In which I revise my thoughts about cooking

Every time the kids turn on Ratatouille, Howard wanders into the kitchen and cooks something. All of the cooking scenes in the film remind him how much he loves to combine ingredients. I watched this with puzzlement. The movie didn’t inspire me to cook. It didn’t even make me hungry. In fact contemplating cooking takes up the same piece of my brain that I use to contemplate chores. Cooking is a necessary step in the “feed the children” task which comes up with annoying regularity. Julie and Julia, which I watched last week, is another movie focused around cooking. I really enjoyed the movie, but (as I smugly told Kiki and Howard) it didn’t make me want to cook. I just wanted to eat what the folks in the movie cooked. I was to be proven wrong.

The first shift in my thinking arrived at the Women’s Relief Society (church organization) dinner. It was a marvelous meal featuring two kinds of shredded meat and an array of sauces. The Bearnaise sauce was to die for. I snarfled up a plate full and went back for seconds. I was certain that the sauce had been catered by a local restaurant. It hadn’t. It was made by my friend’s husband. That marvelous sauce had been made in a home kitchen. Not only that, but the recipe was set out for anyone to take. I looked at it and realized that the primary ingredient was “Bearnaise sauce packet.” In theory I could cook this sauce in my very own kitchen and eat a lot more of it.

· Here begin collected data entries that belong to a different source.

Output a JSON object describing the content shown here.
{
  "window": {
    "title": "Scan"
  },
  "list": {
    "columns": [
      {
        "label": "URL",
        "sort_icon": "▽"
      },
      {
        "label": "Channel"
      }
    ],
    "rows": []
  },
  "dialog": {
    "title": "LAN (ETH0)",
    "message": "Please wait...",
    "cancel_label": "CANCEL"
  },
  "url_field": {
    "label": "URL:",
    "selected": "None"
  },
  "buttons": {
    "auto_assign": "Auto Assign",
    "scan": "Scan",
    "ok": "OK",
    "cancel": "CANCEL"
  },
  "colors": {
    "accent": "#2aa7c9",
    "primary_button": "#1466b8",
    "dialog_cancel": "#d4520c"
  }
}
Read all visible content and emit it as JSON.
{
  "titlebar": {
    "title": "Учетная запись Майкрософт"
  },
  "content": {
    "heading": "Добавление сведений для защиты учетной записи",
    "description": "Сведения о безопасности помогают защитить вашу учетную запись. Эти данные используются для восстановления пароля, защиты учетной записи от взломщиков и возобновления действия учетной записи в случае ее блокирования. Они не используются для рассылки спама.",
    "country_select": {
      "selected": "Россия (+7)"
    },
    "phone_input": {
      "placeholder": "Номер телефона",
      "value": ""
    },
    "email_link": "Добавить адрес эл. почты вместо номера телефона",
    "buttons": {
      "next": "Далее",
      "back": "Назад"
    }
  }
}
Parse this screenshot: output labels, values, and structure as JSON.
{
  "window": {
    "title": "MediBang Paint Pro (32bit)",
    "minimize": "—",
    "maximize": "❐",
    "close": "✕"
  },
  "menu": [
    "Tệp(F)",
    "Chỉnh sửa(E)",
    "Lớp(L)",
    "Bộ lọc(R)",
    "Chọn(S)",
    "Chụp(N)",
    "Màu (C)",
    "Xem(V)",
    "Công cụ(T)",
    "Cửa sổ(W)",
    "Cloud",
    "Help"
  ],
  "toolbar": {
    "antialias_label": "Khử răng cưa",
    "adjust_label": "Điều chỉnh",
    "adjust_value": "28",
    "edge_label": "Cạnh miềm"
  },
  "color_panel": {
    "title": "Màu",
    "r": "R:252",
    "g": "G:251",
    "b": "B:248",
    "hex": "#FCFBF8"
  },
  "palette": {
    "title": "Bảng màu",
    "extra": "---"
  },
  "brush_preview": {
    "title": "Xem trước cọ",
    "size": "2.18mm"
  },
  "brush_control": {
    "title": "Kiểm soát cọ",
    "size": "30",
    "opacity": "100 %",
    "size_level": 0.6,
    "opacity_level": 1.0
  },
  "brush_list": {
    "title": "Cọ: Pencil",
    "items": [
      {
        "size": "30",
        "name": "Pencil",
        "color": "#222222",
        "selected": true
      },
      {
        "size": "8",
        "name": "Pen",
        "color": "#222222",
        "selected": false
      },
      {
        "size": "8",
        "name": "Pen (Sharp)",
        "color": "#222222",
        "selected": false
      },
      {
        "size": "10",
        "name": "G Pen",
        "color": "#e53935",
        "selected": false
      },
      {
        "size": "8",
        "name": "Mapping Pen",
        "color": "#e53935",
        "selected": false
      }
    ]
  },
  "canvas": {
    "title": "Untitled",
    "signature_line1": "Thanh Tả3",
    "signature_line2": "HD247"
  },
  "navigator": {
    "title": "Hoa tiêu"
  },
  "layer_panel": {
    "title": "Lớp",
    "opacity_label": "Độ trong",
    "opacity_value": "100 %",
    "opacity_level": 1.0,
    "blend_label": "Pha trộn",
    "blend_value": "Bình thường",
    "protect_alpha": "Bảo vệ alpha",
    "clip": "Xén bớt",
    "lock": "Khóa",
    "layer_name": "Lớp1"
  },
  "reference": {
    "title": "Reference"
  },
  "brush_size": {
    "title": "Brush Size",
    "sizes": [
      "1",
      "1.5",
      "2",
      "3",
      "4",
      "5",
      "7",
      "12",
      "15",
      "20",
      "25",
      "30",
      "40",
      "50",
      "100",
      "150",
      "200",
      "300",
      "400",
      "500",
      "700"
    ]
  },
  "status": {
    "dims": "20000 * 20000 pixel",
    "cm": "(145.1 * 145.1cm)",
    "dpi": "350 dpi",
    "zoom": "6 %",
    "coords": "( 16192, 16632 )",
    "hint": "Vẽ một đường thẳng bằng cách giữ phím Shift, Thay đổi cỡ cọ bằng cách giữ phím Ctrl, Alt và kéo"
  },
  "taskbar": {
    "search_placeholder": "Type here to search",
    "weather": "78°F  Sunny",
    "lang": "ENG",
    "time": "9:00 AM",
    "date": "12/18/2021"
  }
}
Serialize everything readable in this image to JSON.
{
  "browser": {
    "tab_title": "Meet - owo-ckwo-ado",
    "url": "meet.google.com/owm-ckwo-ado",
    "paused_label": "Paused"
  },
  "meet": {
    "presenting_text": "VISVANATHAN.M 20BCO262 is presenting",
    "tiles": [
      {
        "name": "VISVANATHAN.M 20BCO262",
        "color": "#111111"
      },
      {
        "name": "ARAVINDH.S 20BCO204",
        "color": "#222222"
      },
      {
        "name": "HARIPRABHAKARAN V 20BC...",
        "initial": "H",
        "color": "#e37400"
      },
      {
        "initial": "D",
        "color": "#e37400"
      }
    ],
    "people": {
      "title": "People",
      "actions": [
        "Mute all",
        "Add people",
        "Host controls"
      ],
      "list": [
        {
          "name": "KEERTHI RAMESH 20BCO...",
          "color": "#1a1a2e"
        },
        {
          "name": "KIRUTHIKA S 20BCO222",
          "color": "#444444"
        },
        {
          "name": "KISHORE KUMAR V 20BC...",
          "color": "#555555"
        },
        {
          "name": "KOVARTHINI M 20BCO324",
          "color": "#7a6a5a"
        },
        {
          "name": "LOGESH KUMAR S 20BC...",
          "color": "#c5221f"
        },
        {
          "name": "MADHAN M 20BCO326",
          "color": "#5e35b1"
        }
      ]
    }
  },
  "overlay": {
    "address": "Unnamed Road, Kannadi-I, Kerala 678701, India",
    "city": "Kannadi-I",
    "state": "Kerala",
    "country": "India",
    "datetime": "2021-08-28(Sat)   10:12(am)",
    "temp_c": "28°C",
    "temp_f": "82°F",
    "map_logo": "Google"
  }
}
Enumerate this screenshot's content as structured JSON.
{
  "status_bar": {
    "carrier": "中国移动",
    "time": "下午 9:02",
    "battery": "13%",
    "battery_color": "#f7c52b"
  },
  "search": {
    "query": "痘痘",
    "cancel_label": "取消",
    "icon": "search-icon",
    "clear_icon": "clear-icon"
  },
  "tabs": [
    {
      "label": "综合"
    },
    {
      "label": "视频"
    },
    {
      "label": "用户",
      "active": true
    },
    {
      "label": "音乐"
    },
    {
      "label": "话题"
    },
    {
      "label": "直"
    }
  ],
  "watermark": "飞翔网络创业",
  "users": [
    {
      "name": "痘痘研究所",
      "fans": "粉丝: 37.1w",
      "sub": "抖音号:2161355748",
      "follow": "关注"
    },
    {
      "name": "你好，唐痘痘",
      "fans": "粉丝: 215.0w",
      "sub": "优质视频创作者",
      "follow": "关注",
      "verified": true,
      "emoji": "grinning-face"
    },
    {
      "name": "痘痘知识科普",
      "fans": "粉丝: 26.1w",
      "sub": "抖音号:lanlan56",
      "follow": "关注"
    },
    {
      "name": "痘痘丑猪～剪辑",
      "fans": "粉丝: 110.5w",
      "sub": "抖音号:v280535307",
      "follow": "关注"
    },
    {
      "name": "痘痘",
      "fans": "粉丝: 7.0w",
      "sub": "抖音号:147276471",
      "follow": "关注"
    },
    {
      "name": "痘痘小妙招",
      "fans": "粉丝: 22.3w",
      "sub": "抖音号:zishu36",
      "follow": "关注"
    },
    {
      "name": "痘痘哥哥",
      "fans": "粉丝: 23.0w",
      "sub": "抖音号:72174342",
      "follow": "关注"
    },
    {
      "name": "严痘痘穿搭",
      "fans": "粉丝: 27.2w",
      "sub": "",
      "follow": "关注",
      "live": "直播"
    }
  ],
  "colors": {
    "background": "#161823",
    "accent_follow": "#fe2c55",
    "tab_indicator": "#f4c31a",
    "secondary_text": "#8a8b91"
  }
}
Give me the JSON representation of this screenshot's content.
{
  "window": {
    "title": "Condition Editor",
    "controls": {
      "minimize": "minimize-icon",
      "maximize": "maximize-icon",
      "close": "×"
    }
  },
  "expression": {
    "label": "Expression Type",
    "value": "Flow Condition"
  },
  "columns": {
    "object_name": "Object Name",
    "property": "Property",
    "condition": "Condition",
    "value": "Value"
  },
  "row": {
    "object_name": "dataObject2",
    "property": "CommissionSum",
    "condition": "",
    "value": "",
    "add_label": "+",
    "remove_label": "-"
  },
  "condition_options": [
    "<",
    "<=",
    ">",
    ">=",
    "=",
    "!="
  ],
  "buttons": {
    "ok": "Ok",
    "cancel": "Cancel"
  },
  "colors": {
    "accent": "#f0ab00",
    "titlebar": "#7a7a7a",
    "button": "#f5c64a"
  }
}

Next I was browsing in a grocery store and I noticed that they were once again stocking rosemary bread. I love rosemary bread. It is for savoring. I love the way the aroma mingles with food while I’m eating. I brought the bread home and toasted it. The flavor reminded me of the plan I had several months ago. It was a plan for healthy eating which involved eating small amounts of things that I truly desire to eat, rather than discovering I am hungry and filling up on whatever is handy. It was a good plan, but somehow I’d lost track of it.

Then Kiki needed at treat for school and she wanted fudge. So I found myself standing over a stove on Sunday afternoon, stirring. As I stirred, I explained how the heat helps the sugar crystallize and how all cooking is really chemistry. It was a good little speech. By the time I was done, I’d convinced both Kiki and myself that cooking is a fascinating scientific process.

So there I was stirring, spoon swooshing through sugar bubbles, and I realized I was enjoying myself. I thought about Julie from the movie and how her cooking challenge (524 recipes in 365 days) saved her from a dark time in her life. Scenes from the film played back in my mind’s eye and I saw the joy of creation. It helps that Julie is also a writer and so the movie is as much about writing and living as it is about cooking.

The fudge was done and poured into a pan and I stood back satisfied. It struck me that I wanted to do more cooking. Somehow I’d gone from thinking about the film, to picturing myself stirring sauces. I wanted to have a piece of the amazing experience that Julie had in the film. I wanted to understand cooking better, to find ways to enjoy it, to make some dinners that do not start with a can of cream of mushroom soup. I found that I wanted it despite the fact that I know some of the things I attempt will go disastrously wrong. I even wanted the associated emotional melt downs, because at least it would mean that I tried something new instead of staying where I am comfortable.

The last thing I need in my life is another big project. I have no space for a big project. This means I can not undertake so grand an effort as Julie did. I can not add stress to our family in pursuit of cooking. But there are times when my brain is tired of writing and I loathe the thought of being in my basement office. There are times when I have time and space to think about a short term creative project like cooking a single meal. So I am going to try this. I am going to attempt to educate myself about foods and how to prepare them. In between preparing new foods I will be feeding us all the ordinary stuff. I like the idea of introducing new foods, but not at the expense of the family budget.

First up: Bearnaise sauce. We shall see how this goes.